O procurador explica que a análise de licenças não é simples, e que às vezes a demora acontece por falta de robustez do próprio estudo ou projeto apresentado pela empresa. Para Resende, a matéria aprovada pelos deputados abre brecha para qualquer tipo de infração, possibilitando inclusive que empreendedores apresentem um projeto qualquer, aguardem o fim do prazo e façam o que quiser. “Às vezes o pedido não tem a menor sustentabilidade. O projeto dá alforria completa aos empreendedores”, disse.

Explicação

Lissauer afirma que o objetivo do projeto era prever que caso um empreendimento esteja aguardando o licenciamento ambiental, o prazo de análise esteja extrapolado e o empreendedor dê início à atividade, que ele não seja penalizado, uma vez que os documentos já estão para verificação do órgão ambiental. “Jamais nós queremos que tenham crimes ambientais. O fundamento é que se estabeleça prazos”, afirmou.

O procurador Rodrigo Eugênio afirma que na legislação federal não existe sanção para o caso de o órgão ambiental ultrapassar o prazo de análise dos processos, e que a lei cria uma sanção. No parecer enviado à Alego, o procurador afirma que a suspensão do embargo que consta no projeto aprovado “milita unicamente em prol do empreendedor”. “Se a empresa tiver causando dano, ela só responderá nas esferas penal e civil. A administrativa não. Isso gera um descompasso muito grande que diverge da Constituição”, pontuou.

10 mil processos esperam análise

A Secretaria de Meio Ambiente, Recursos Hídricos, Infraestrutura, Cidades e Assuntos Metropolitanos (Secima) possui mais de 10 mil processos de licença ambiental e autorização de uso de água aguardando análise, conforme o secretário Hwaskar Fagundes. Para melhorar o desenvolvimento da pasta, um plano de ação foi elaborado e será apresentado ao governador José Eliton (PSDB) ainda nesta semana. Conforme o secretário, serão várias ações, entre gestão de pessoas e procedimento correto de trabalho.

“São muitas modificações de médio e grande impacto, com pouco investimento”, afirmou. Para ajudar na pasta, que sofre com falta de servidores,Fagundes afirma que está retornando cinco servidores que estavam cedidos a outras secretarias ou estavam afastando fazendo cursos.

De acordo com ele, os primeiros meses à frente da Secima foram para entender o sistema. Posteriormente, o gestor diz que iniciou o trabalho de planejar e criar ações efetivas, que possam dar resultado.

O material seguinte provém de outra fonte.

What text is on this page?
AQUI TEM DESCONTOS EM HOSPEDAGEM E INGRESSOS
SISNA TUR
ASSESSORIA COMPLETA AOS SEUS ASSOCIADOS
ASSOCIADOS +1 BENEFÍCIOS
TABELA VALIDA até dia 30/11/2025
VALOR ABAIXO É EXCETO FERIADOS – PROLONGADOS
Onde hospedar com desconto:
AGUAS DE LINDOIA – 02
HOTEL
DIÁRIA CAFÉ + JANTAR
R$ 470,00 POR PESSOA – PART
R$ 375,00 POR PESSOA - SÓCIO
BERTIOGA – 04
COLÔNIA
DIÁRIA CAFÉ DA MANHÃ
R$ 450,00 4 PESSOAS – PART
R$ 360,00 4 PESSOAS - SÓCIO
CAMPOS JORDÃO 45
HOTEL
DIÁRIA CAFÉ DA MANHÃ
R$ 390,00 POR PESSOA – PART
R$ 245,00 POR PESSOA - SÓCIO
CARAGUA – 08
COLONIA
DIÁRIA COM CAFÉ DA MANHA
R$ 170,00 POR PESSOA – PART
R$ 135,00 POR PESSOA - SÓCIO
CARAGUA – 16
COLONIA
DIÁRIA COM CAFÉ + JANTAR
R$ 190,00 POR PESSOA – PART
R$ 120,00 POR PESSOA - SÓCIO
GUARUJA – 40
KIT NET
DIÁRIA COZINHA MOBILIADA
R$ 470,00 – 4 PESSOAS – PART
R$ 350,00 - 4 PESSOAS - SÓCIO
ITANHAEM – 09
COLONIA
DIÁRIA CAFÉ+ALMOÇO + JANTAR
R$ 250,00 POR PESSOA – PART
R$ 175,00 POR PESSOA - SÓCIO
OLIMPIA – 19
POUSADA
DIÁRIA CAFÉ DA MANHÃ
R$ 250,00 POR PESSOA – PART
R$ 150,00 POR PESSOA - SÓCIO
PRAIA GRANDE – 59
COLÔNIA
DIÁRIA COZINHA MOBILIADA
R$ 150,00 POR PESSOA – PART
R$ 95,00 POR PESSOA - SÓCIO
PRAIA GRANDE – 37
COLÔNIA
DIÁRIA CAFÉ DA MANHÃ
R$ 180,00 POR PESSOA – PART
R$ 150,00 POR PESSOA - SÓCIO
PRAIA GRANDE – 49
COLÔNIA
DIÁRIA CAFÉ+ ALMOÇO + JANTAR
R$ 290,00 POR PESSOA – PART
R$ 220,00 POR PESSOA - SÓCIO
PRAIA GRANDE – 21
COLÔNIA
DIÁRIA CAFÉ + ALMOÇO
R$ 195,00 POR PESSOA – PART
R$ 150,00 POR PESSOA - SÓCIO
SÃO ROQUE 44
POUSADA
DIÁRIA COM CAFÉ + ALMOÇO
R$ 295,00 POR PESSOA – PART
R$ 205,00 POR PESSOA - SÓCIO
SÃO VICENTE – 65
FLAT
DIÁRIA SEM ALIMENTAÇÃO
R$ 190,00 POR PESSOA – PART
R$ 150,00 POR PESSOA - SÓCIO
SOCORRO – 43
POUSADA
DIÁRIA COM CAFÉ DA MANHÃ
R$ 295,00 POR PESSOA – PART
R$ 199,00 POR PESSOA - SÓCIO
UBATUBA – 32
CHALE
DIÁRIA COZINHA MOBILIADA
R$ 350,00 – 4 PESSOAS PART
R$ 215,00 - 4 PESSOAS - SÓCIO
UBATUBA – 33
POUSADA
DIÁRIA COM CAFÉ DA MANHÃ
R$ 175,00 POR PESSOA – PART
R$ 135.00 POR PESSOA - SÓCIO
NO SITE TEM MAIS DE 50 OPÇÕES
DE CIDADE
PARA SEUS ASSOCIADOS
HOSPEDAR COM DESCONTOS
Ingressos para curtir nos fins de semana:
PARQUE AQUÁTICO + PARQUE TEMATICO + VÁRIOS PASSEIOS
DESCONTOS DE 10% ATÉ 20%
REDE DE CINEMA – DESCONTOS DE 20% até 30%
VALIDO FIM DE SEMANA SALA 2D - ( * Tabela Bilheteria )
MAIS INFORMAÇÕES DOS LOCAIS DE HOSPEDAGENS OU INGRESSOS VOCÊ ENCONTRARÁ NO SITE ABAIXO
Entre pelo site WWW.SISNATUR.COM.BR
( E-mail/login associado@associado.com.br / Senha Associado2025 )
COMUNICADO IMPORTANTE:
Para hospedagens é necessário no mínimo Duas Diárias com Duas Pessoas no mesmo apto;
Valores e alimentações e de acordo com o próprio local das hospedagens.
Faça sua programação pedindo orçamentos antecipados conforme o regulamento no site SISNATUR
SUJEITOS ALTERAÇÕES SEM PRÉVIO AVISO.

Secretário critica iniciativa de deputado

Após apresentação do projeto do deputado estadual Lissauer Vieira (PSD), na Assembleia Legislativa do Estado de Goiás (Alego), o titular da Secima, Hwaskar Fagundes, enviou parecer contrário ao artigo 5º da matéria. Discute-se que o trecho específico abre brecha para que a Secima seja impedida de autuar ou embargar um empreendimento que por ventura cometa um crime ambiental, caso o pedido de licenciamento esteja ainda na pasta com prazo de análise extrapolado.

No documento com data do dia 20 de abril, o secretário diz ser contra o projeto, pontuando, por exemplo, que o mesmo atenta contra a lei estadual de 2013 que dispõe sobre as infrações administrativas ao meio ambiente.

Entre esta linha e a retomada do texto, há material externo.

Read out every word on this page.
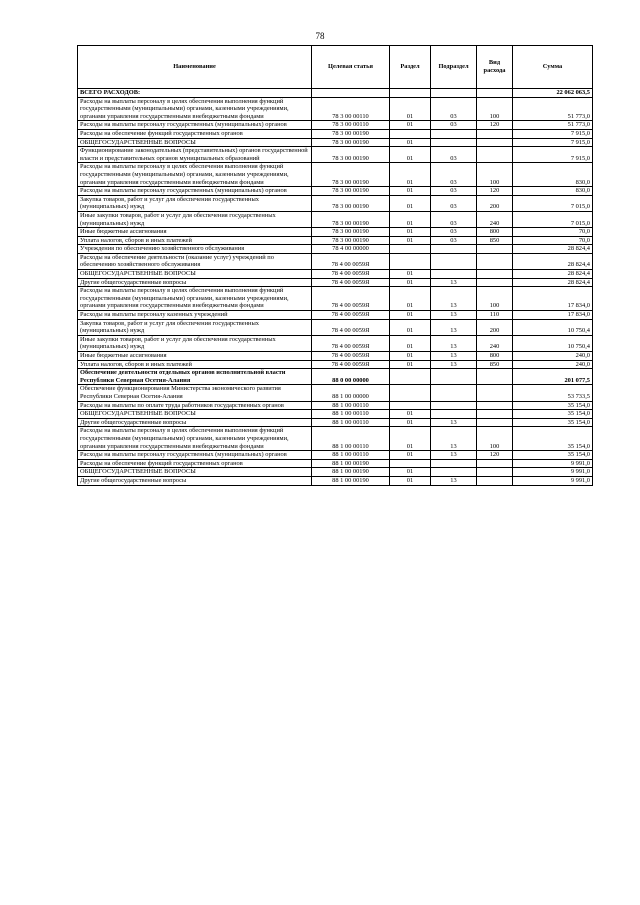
78
Наименование	Целевая статья	Раздел	Подраздел	Вид расхода	Сумма
ВСЕГО РАСХОДОВ:					22 062 063,5
Расходы на выплаты персоналу в целях обеспечения выполнения функций государственными (муниципальными) органами, казенными учреждениями, органами управления государственными внебюджетными фондами	78 3 00 00110	01	03	100	51 773,0
Расходы на выплаты персоналу государственных (муниципальных) органов	78 3 00 00110	01	03	120	51 773,0
Расходы на обеспечение функций государственных органов	78 3 00 00190				7 915,0
ОБЩЕГОСУДАРСТВЕННЫЕ ВОПРОСЫ	78 3 00 00190	01			7 915,0
Функционирование законодательных (представительных) органов государственной власти и представительных органов муниципальных образований	78 3 00 00190	01	03		7 915,0
Расходы на выплаты персоналу в целях обеспечения выполнения функций государственными (муниципальными) органами, казенными учреждениями, органами управления государственными внебюджетными фондами	78 3 00 00190	01	03	100	830,0
Расходы на выплаты персоналу государственных (муниципальных) органов	78 3 00 00190	01	03	120	830,0
Закупка товаров, работ и услуг для обеспечения государственных (муниципальных) нужд	78 3 00 00190	01	03	200	7 015,0
Иные закупки товаров, работ и услуг для обеспечения государственных (муниципальных) нужд	78 3 00 00190	01	03	240	7 015,0
Иные бюджетные ассигнования	78 3 00 00190	01	03	800	70,0
Уплата налогов, сборов и иных платежей	78 3 00 00190	01	03	850	70,0
Учреждения по обеспечению хозяйственного обслуживания	78 4 00 00000				28 824,4
Расходы на обеспечение деятельности (оказание услуг) учреждений по обеспечению хозяйственного обслуживания	78 4 00 0059Я				28 824,4
ОБЩЕГОСУДАРСТВЕННЫЕ ВОПРОСЫ	78 4 00 0059Я	01			28 824,4
Другие общегосударственные вопросы	78 4 00 0059Я	01	13		28 824,4
Расходы на выплаты персоналу в целях обеспечения выполнения функций государственными (муниципальными) органами, казенными учреждениями, органами управления государственными внебюджетными фондами	78 4 00 0059Я	01	13	100	17 834,0
Расходы на выплаты персоналу казенных учреждений	78 4 00 0059Я	01	13	110	17 834,0
Закупка товаров, работ и услуг для обеспечения государственных (муниципальных) нужд	78 4 00 0059Я	01	13	200	10 750,4
Иные закупки товаров, работ и услуг для обеспечения государственных (муниципальных) нужд	78 4 00 0059Я	01	13	240	10 750,4
Иные бюджетные ассигнования	78 4 00 0059Я	01	13	800	240,0
Уплата налогов, сборов и иных платежей	78 4 00 0059Я	01	13	850	240,0
Обеспечение деятельности отдельных органов исполнительной власти Республики Северная Осетия-Алания	88 0 00 00000				201 077,5
Обеспечение функционирования Министерства экономического развития Республики Северная Осетия-Алания	88 1 00 00000				53 733,5
Расходы на выплаты по оплате труда работников государственных органов	88 1 00 00110				35 154,0
ОБЩЕГОСУДАРСТВЕННЫЕ ВОПРОСЫ	88 1 00 00110	01			35 154,0
Другие общегосударственные вопросы	88 1 00 00110	01	13		35 154,0
Расходы на выплаты персоналу в целях обеспечения выполнения функций государственными (муниципальными) органами, казенными учреждениями, органами управления государственными внебюджетными фондами	88 1 00 00110	01	13	100	35 154,0
Расходы на выплаты персоналу государственных (муниципальных) органов	88 1 00 00110	01	13	120	35 154,0
Расходы на обеспечение функций государственных органов	88 1 00 00190				9 991,0
ОБЩЕГОСУДАРСТВЕННЫЕ ВОПРОСЫ	88 1 00 00190	01			9 991,0
Другие общегосударственные вопросы	88 1 00 00190	01	13		9 991,0
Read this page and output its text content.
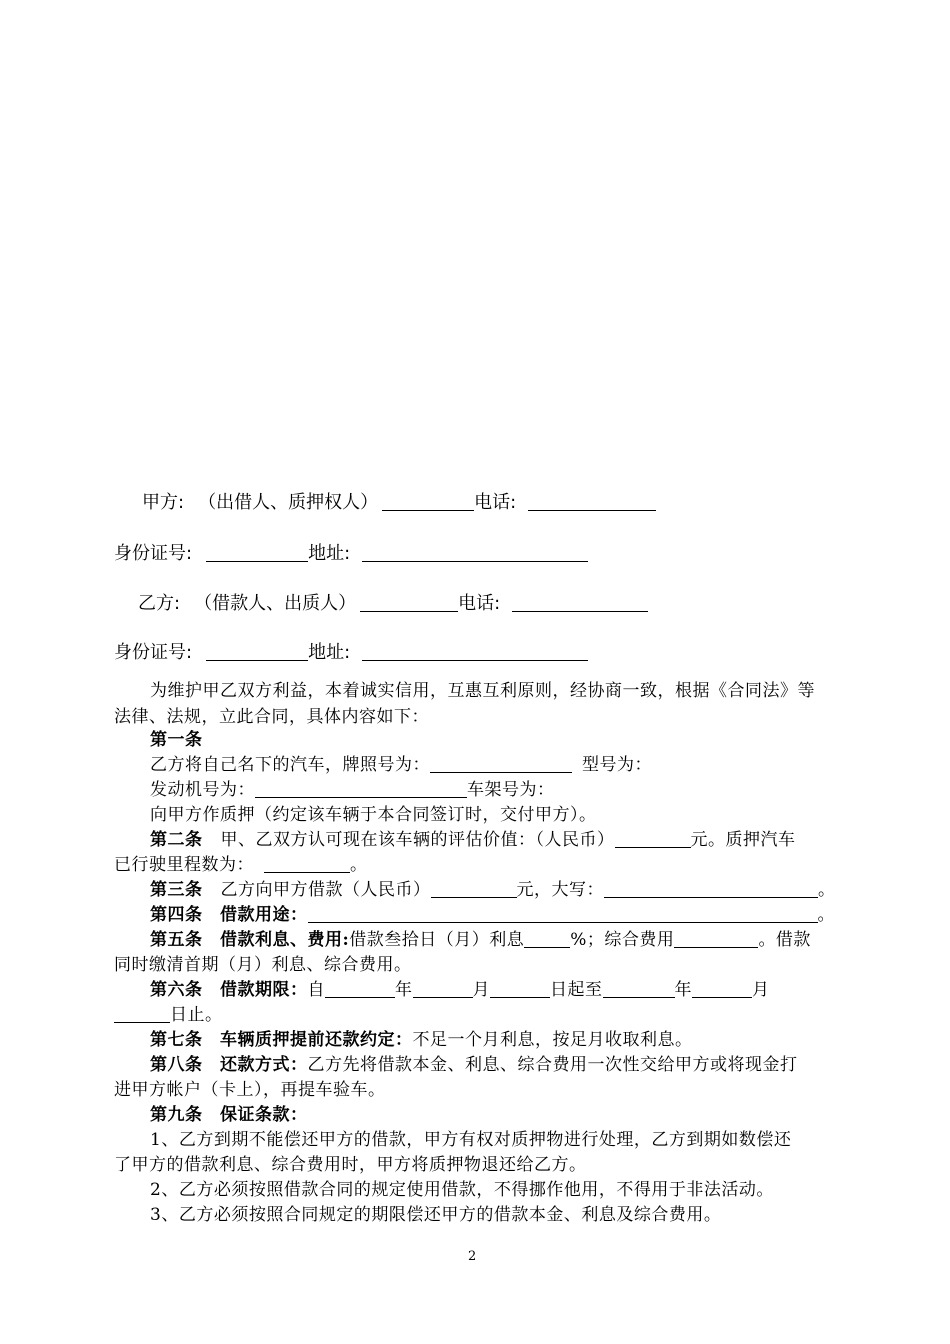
甲方: （出借人、质押权人）	电话:
身份证号:	地址:
乙方: （借款人、出质人）	电话:
身份证号:	地址:
为维护甲乙双方利益，本着诚实信用，互惠互利原则，经协商一致，根据《合同法》等
法律、法规，立此合同，具体内容如下：
第一条
乙方将自己名下的汽车，牌照号为：	型号为：
发动机号为：	车架号为：
向甲方作质押（约定该车辆于本合同签订时，交付甲方）。
第二条 甲、乙双方认可现在该车辆的评估价值：（人民币）	元。质押汽车
已行驶里程数为：	。
第三条 乙方向甲方借款（人民币）	元，大写：	。
第四条　借款用途：	。
第五条　借款利息、费用:借款叁拾日（月）利息	%；综合费用	。借款
同时缴清首期（月）利息、综合费用。
第六条　借款期限：自	年	月	日起至	年	月
日止。
第七条　车辆质押提前还款约定：不足一个月利息，按足月收取利息。
第八条　还款方式：乙方先将借款本金、利息、综合费用一次性交给甲方或将现金打
进甲方帐户（卡上），再提车验车。
第九条　保证条款：
1、乙方到期不能偿还甲方的借款，甲方有权对质押物进行处理，乙方到期如数偿还
了甲方的借款利息、综合费用时，甲方将质押物退还给乙方。
2、乙方必须按照借款合同的规定使用借款，不得挪作他用，不得用于非法活动。
3、乙方必须按照合同规定的期限偿还甲方的借款本金、利息及综合费用。
2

Fagundes afirma que o projeto praticamente repete leis federais e a resolução do Conselho Nacional do Meio Ambiente (Conama), ligado ao Ministério do Meio Ambiente, que trata do assunto. O problema todo, segundo ele, está no artigo 5º. “Entendemos que a vedação do embargo é inconstitucional”, disse.

O secretário admite a existência dos atrasos nas análises dos processos, mas afirma que isso não pode significar que o Estado tenha que abrir mão de fiscalizar. “Não posso simplesmente aceitar que o interessado dê entrada em um processo de água, por exemplo, e que o atraso permita que ele se instale, sem eu ter condições de embargar”, afirmou. Para construção de barramentos, é preciso de licença ambiental, além de outorga (autorização) de uso de água.

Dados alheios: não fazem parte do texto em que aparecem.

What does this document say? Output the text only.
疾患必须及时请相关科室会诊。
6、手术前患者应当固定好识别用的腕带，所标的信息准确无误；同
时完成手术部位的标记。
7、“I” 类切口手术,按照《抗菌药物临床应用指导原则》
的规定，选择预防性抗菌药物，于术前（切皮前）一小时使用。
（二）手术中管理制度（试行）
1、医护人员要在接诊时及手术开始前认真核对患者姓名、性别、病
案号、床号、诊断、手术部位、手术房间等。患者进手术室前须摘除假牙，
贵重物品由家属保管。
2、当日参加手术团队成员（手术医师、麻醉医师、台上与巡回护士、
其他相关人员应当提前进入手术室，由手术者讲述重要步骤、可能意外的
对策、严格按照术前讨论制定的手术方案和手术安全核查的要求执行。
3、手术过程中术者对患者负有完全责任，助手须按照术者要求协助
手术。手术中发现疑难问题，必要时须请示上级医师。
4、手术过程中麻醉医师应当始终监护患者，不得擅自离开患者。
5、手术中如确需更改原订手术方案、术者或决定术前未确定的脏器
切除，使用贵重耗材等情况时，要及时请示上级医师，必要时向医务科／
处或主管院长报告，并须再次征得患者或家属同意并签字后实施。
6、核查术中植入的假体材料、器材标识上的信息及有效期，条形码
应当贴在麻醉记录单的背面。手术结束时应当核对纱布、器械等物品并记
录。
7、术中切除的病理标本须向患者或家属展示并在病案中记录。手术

Fagundes diz entender a importância da celeridade, e que trabalha para melhorar a questão. “Mas não posso concordar que dê entrada e aproveitando da minha deficiência não seja punido. Na condição de não embargar e a pessoa executar o projeto de forma deliberada, eu perco a oportunidade de evitar um impacto ambiental”, pontuou. Foi nisso que, segundo ele, o governo foi orientado a vetar o artigo 5º.

Produtores cobram rapidez em avaliações

A justificativa do projeto foi elaborada pela Associação dos Produtores do Vale do Araguaia (Aprova) e fala especificamente sobre a atividade de irrigação, que demanda autorização de uso de água e licenciamento ambiental. No documento, a associação cita que estatísticas levantadas pela imprensa indicam que cerca de 80% de todos pivôs em Goiás está aguardando a emissão das licenças. Matéria do POPULAR veiculada em janeiro deste ano diz que só 21,5% dos pivôs estão legalizados.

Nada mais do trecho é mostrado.